Für Anfänger und Wiedereinsteiger: Der Südwesten Deutschlands
Vor allem für Anfänger und solche, die sich nach etwas Abstinenz wieder auf ein Motorrad trauen, ist es wichtig mit leichten und nicht allzu kurvenreichen Strecken anzufangen.

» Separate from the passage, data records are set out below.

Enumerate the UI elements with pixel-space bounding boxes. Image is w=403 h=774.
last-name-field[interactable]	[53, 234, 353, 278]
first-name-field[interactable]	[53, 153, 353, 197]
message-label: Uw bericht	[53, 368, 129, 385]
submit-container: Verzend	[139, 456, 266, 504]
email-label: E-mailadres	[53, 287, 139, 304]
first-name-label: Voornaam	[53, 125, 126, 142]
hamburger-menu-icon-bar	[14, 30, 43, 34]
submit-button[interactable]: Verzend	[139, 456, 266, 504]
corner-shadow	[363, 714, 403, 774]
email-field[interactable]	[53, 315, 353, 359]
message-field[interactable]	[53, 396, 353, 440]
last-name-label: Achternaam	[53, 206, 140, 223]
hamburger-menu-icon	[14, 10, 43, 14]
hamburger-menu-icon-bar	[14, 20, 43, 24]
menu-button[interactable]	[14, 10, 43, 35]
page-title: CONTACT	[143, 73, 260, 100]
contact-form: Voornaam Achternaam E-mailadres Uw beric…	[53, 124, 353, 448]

Doch langweilig muss es dennoch nicht sein, denn gerade der Süden Deutschlands bieten einige sehr schöne Tourverläufe mit geringen Schwierigkeitsgrad.
Die Schwäbische Alb, das Allgäu und der südliche Schwarzwald zeichnen sich durch solch schöne Strecke aus. Das einzige, was es hier zu bedenken gibt, ist die Witterung. Vor allem in den Höhenlagen kann es zu schnellem Wetterumschwung kommen oder auch kühl sein, obwohl es im Tal noch nach Sonnenschein aussah.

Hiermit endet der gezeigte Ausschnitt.